Now that the moon has left the early evening sky, the next several weeks are an excellent time for those in the Northern Hemisphere to look for the mysterious zodiacal light. You’ll want a rural location, and you’ll want to look west, around the time evening twilight has just faded, as full darkness falls. About 80 to 120 minutes after sunset should be about right.
From the Northern Hemisphere, the weeks around the March equinox are the best time of all to catch the zodiacal light in the evening. From the Southern Hemisphere, it’s your best time of year to see the zodiacal light in the morning, in the east just before dawn. A bright moon is up before dawn in early March. If you’re in the Southern Hemisphere, you might need to wait until mid-to-late March – when the moon has waned to a thin crescent or left the morning sky entirely – to look for the zodiacal light before dawn.

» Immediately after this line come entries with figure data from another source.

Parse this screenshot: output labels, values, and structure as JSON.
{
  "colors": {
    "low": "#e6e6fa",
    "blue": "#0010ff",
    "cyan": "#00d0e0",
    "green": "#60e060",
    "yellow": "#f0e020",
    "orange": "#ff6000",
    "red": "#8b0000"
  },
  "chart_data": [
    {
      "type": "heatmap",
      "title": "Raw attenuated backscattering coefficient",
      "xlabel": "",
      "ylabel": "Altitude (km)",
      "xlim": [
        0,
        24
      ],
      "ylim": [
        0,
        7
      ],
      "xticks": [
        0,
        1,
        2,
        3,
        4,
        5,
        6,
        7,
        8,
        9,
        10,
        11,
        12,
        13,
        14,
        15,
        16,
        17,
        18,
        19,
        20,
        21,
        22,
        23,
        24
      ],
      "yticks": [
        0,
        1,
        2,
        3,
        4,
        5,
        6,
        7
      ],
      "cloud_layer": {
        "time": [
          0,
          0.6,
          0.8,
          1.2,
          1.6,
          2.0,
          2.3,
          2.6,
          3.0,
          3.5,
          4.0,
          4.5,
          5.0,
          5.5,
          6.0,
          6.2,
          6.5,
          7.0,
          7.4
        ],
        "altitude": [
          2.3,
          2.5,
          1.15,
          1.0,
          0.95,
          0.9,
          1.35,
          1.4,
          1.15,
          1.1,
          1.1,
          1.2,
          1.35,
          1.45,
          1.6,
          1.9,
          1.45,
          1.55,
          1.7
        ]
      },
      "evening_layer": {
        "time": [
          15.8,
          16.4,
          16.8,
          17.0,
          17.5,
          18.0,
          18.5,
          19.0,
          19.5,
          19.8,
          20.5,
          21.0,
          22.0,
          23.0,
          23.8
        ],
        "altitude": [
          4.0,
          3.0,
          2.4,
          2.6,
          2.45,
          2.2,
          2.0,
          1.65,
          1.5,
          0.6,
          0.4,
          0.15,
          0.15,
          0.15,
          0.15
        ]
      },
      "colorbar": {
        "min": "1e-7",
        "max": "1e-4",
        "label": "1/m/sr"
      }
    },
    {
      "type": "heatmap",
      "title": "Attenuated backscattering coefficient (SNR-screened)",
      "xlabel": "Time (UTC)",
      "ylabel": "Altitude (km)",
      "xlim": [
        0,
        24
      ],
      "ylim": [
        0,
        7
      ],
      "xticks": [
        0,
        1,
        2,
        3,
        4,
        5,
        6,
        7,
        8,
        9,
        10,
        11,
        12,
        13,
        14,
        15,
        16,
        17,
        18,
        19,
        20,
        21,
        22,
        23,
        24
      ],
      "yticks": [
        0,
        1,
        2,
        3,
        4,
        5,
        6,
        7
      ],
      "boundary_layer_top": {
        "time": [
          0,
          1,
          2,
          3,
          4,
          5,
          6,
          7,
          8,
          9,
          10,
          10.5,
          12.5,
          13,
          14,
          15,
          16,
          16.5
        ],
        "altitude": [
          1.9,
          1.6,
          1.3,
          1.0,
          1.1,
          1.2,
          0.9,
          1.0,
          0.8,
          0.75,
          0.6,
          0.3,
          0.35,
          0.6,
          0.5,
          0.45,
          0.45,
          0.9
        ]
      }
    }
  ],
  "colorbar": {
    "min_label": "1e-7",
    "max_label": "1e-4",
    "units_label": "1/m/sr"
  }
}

This observation is not for city dwellers. But if you find yourself beneath a dark country sky – or perhaps driving along a country road after dusk – look for this eerie light.
The zodiacal light is caused by sunlight reflecting off interplanetary dust particles that orbit the sun within the inner solar system.
People at mid-northern latitudes can see the zodiacal light after dusk at present because the ecliptic – the approximate plane of the solar system – is nearly perpendicular to the horizon on March/April evenings.
At this time of year, evening watchers see the zodiacal light jutting upward from the western horizon and toward the constellation Taurus the Bull. Taurus can be identified by its two most prominent signposts, the star Aldebaran and the Pleiades star cluster.
So for the elusive zodiacal light – pointing upwards into Taurus – look in the western sky, as dusk gives way to nightfall, these next few weeks.
Bottom line: The zodiacal light is a pyramid-shaped light. It’s west after true darkness falls for the Northern Hemisphere (east before dawn for the Southern Hemisphere) around the March equinox.